Mitsubishi Pajero 3.2 Di- D GLS
The Bridgestone 4×4 Club Challenge is a tough business. Even though it is based on standard production 4x4s, time and again first-time competitors are found wearing that eyes-wide-open look after they’ve finished the first 10 obstacles.
In fact, some newbie drivers arrive at the competition full of bravado, knowing all the (4×4) answers. But later, after those first 10 challenges, they are much more timid. The main protagonist who causes this turnaround in attitude is one Sakkie Coetzee.
Sakkie, in conjunction with the event organisers from Bridgestone South Africa,creates the obstacles that are designed to not only test machine, but man and woman, too. Each obstacle is designed to test a specific skill set, and to test it to the fullest.
So our stock-standard shorty Mitsubishi Pajero 3.2Di-D GLS really had its work cut out. On paper, the Pajero certainly has the 4×4 hardware to smoke this competition. It features Mitsubishi’s Super Select II 4WD system that allows for a selection between four settings: the default 2HIGH (only the rear wheels are driven), 4HIGH (where all four wheels are driven but the centre differential remains open so you can drive it on tar, too), 4HLc (where the centre diff is locked and the drive is split 50/50 between the front and rear axles) and 4LLc (4WD low-range with a 50/50 split).
Further bolstering its off-road prowess is a rear differential lock, engaged via a button next to the steering wheel. The three-door Pajero also has a claimed 235mm of clearance, is relatively compact at 4.4m long, and has a tight turning circle.
It has plenty of grunt too, with 140kW and 441Nm of torque (peaking at 2 000r/min). The power is regulated by a stability and traction control system, the latter only disengaged when the rear differential lock is engaged.So in theory this Pajero should fare pretty well in an off-road environment. However, there are some limiting factors. We removed the standard side steps (destined to be damaged)and fitted Front Runner rock sliders (R3 485 excluding fitment). They bolt straight onto the Mitsubishi’s existing side-step brackets, so they are very easy to fit and remove.
The Pajero’s monocoque design (where the chassis is integrated with the body) means that there is not a lot of wheel articulation on offer. So we upgraded the suspension by fitting aftermarket Tough Dog shock absorbers and springs (from R16 500 for the set, excluding fitment), courtesy of 4×4 accessory outlet Opposite Lock.
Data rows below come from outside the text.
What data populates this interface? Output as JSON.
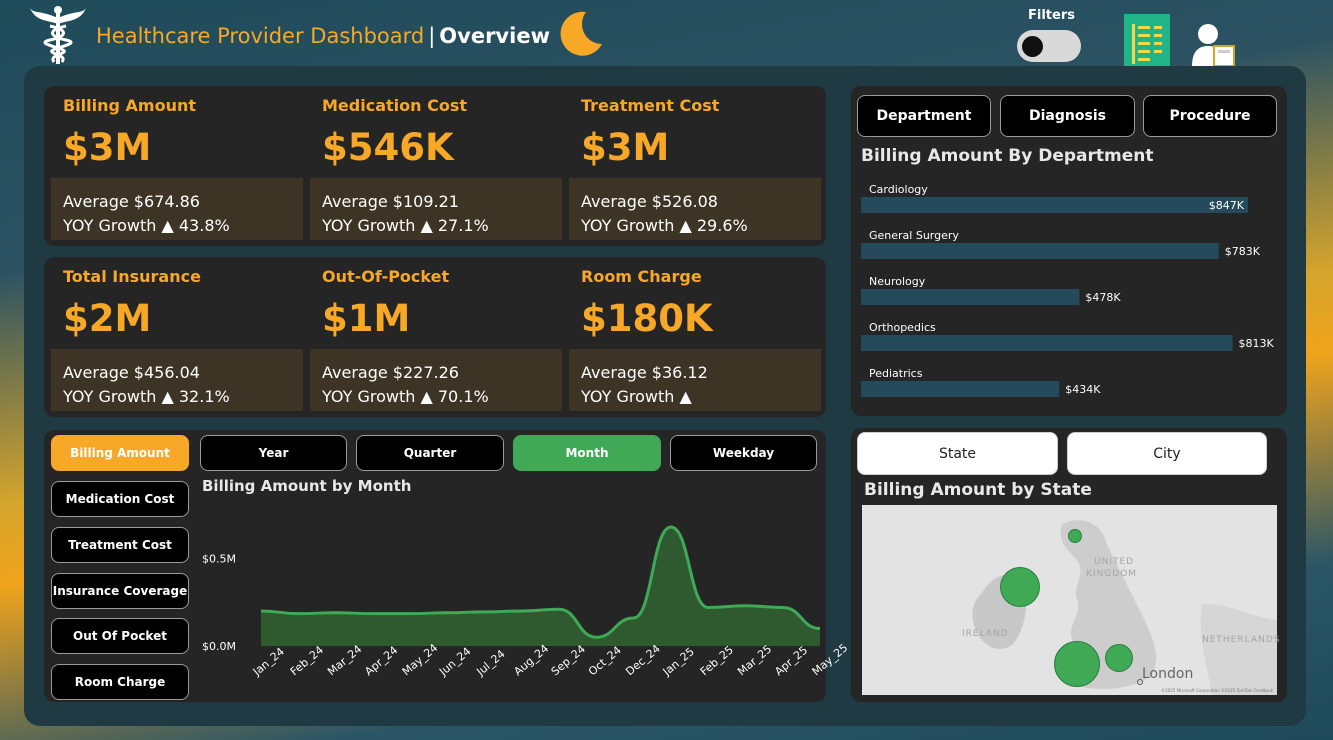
{
  "header": {
    "title_main": "Healthcare Provider Dashboard",
    "title_sep": "|",
    "title_section": "Overview",
    "filters_label": "Filters",
    "logo_icon": "caduceus-icon",
    "theme_icon": "moon-icon",
    "filters_toggle_on": false,
    "report_icon": "document-list-icon",
    "user_icon": "user-icon"
  },
  "colors": {
    "accent": "#f7a827",
    "kpi_sub_bg": "#3d3425",
    "panel_bg": "#252525",
    "main_bg": "#203a44",
    "bar": "#244a5b",
    "line": "#3fa956"
  },
  "kpis": [
    {
      "label": "Billing Amount",
      "value": "$3M",
      "average": "Average $674.86",
      "yoy": "YOY Growth ▲ 43.8%"
    },
    {
      "label": "Medication Cost",
      "value": "$546K",
      "average": "Average $109.21",
      "yoy": "YOY Growth ▲ 27.1%"
    },
    {
      "label": "Treatment Cost",
      "value": "$3M",
      "average": "Average $526.08",
      "yoy": "YOY Growth ▲ 29.6%"
    },
    {
      "label": "Total Insurance",
      "value": "$2M",
      "average": "Average $456.04",
      "yoy": "YOY Growth ▲ 32.1%"
    },
    {
      "label": "Out-Of-Pocket",
      "value": "$1M",
      "average": "Average $227.26",
      "yoy": "YOY Growth ▲ 70.1%"
    },
    {
      "label": "Room Charge",
      "value": "$180K",
      "average": "Average $36.12",
      "yoy": "YOY Growth ▲"
    }
  ],
  "breakdown_tabs": [
    "Department",
    "Diagnosis",
    "Procedure"
  ],
  "department_chart": {
    "title": "Billing Amount By Department",
    "labels": [
      "$847K",
      "$783K",
      "$478K",
      "$813K",
      "$434K"
    ]
  },
  "metric_buttons": [
    "Billing Amount",
    "Medication Cost",
    "Treatment Cost",
    "Insurance Coverage",
    "Out Of Pocket",
    "Room Charge"
  ],
  "metric_selected": "Billing Amount",
  "period_buttons": [
    "Year",
    "Quarter",
    "Month",
    "Weekday"
  ],
  "period_selected": "Month",
  "month_chart": {
    "title": "Billing Amount by Month",
    "y_ticks": [
      "$0.5M",
      "$0.0M"
    ]
  },
  "geo_tabs": [
    "State",
    "City"
  ],
  "map": {
    "title": "Billing Amount by State",
    "labels": {
      "uk_1": "UNITED",
      "uk_2": "KINGDOM",
      "ireland": "IRELAND",
      "netherlands": "NETHERLANDS",
      "london": "London"
    },
    "attribution": "©2025 Microsoft Corporation ©2025 TomTom Feedback",
    "bubble_color": "#3fa956"
  },
  "chart_data": [
    {
      "type": "bar",
      "title": "Billing Amount By Department",
      "orientation": "horizontal",
      "categories": [
        "Cardiology",
        "General Surgery",
        "Neurology",
        "Orthopedics",
        "Pediatrics"
      ],
      "values": [
        847000,
        783000,
        478000,
        813000,
        434000
      ],
      "grid": false
    },
    {
      "type": "area",
      "title": "Billing Amount by Month",
      "x": [
        "Jan_24",
        "Feb_24",
        "Mar_24",
        "Apr_24",
        "May_24",
        "Jun_24",
        "Jul_24",
        "Aug_24",
        "Sep_24",
        "Oct_24",
        "Dec_24",
        "Jan_25",
        "Feb_25",
        "Mar_25",
        "Apr_25",
        "May_25"
      ],
      "values": [
        0.2,
        0.185,
        0.19,
        0.185,
        0.185,
        0.19,
        0.195,
        0.2,
        0.21,
        0.05,
        0.16,
        0.68,
        0.22,
        0.23,
        0.22,
        0.1
      ],
      "yticks": [
        0.5,
        0.0
      ],
      "ylim": [
        0,
        0.8
      ],
      "grid": false
    }
  ]
}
These Australian products are adjustable at the front (nine settings) but the rear unit is not adjustable (apparently due to monocoque chassis set-up). The 41mm internal bore shocks feature tricks such as a twin-tube design, 18mm double chrome-plated rod and a three-year/100 000km warranty. The fitment was done most efficiently by Opposite Lock’s Boksburg branch.
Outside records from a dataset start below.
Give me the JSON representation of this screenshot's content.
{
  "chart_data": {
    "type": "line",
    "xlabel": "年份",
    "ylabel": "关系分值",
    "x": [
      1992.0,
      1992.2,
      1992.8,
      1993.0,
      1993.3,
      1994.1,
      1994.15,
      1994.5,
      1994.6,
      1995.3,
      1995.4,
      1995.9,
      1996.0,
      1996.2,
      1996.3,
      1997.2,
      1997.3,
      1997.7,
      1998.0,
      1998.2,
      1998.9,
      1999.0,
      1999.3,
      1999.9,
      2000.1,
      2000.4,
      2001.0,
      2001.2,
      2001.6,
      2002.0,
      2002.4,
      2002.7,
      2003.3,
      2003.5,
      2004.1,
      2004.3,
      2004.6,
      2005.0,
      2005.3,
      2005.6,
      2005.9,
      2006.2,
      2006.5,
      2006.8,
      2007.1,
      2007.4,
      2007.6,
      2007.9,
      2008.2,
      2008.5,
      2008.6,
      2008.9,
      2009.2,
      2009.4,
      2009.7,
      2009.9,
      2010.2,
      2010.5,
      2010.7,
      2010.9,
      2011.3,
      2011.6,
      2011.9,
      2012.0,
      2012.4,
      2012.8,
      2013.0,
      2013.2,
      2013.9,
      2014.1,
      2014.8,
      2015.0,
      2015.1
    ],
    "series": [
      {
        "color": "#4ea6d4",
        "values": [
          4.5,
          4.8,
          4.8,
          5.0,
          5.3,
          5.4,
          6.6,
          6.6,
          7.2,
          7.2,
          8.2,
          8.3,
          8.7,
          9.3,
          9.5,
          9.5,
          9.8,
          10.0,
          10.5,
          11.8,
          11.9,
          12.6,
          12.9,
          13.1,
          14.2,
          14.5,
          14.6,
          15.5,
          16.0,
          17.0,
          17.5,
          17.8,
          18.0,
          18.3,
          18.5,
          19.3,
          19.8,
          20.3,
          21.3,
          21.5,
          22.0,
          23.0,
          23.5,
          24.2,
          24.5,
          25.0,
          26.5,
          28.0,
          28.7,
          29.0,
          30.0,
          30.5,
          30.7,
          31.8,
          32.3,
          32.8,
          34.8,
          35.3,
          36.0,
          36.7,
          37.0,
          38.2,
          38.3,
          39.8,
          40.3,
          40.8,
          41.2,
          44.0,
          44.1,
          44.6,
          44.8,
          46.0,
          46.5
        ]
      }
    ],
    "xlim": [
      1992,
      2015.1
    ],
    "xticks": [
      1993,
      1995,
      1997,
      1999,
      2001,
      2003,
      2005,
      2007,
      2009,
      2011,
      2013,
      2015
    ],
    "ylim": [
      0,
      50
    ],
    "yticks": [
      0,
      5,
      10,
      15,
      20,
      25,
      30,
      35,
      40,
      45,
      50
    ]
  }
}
The Pajero’s standard tyres (Bridgestone Dueler H/Ts 265/65 R17s) were designed more for highways than byways. So we changed them for a set of Bridgestone’s more off-road-oriented Dueler all-terrains (about R2 500 per tyre), in the same size. So the result of our first round of upgrades is about 50mm worth of suspension lift, tyres that afford more grip and protection in tough off-road conditions, and meaty rock sliders.
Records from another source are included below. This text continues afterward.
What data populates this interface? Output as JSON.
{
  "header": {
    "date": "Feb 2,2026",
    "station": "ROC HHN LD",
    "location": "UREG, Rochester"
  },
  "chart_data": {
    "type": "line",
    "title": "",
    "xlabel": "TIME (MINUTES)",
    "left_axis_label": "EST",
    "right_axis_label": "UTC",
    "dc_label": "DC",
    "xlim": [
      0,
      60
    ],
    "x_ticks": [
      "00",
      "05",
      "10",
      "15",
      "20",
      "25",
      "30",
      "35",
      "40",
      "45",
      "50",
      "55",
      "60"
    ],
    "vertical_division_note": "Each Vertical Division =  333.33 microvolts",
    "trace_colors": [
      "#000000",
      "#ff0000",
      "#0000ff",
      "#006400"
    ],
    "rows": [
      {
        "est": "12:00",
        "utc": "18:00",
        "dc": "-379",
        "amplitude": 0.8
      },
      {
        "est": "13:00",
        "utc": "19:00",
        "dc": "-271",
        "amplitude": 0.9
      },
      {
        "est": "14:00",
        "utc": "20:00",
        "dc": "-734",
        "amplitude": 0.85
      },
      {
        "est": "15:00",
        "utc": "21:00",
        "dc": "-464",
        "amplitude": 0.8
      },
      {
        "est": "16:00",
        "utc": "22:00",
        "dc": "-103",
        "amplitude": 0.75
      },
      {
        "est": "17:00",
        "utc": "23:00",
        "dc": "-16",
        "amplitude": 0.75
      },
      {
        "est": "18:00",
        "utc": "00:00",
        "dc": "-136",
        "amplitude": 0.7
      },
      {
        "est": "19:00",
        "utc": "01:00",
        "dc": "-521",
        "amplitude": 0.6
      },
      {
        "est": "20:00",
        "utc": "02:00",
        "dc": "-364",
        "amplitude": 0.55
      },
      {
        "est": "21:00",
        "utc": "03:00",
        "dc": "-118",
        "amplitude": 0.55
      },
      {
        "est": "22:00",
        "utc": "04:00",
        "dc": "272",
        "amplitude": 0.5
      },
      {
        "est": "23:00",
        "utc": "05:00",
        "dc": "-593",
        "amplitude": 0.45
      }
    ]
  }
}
To put the new hardware to the test we asked 4×4 legend Sakkie Coetzee to put the Pajero through its paces on his tough Bridgestone 4×4 Club Challenge qualifying track, before we hand our tame Pajero over to other teams. Sakkie headed to obstacles one to four at the McCarthy 4×4 Club’s so-called ‘walle’. There he scored full marks on each obstacle. Yep, 400 points out of a possible 400.
So there is no doubt that the Pajero has the right 4×4 stuff. However, the test did highlight the need for more underbody protection after a fuel line was damaged. And one particularly slippery, steep climb proved that, in some situations, the traction control is more effective than the rear differential lock. Overall though, the Pajero 3.2Di-D GLS proved to be a highly capable 4×4 competition vehicle. It even impressed Oom Sakkie and he normally only has eyes for Isuzus.
Some TLC for Deziree LAND ROVER 109 R6
Deziree the Landy did not see much action this month in order to fix an oil leak on the rear differential. That has now been completed so her rejuvenation process can start in earnest, kicking off with some attention for her 45-year-old aluminium body.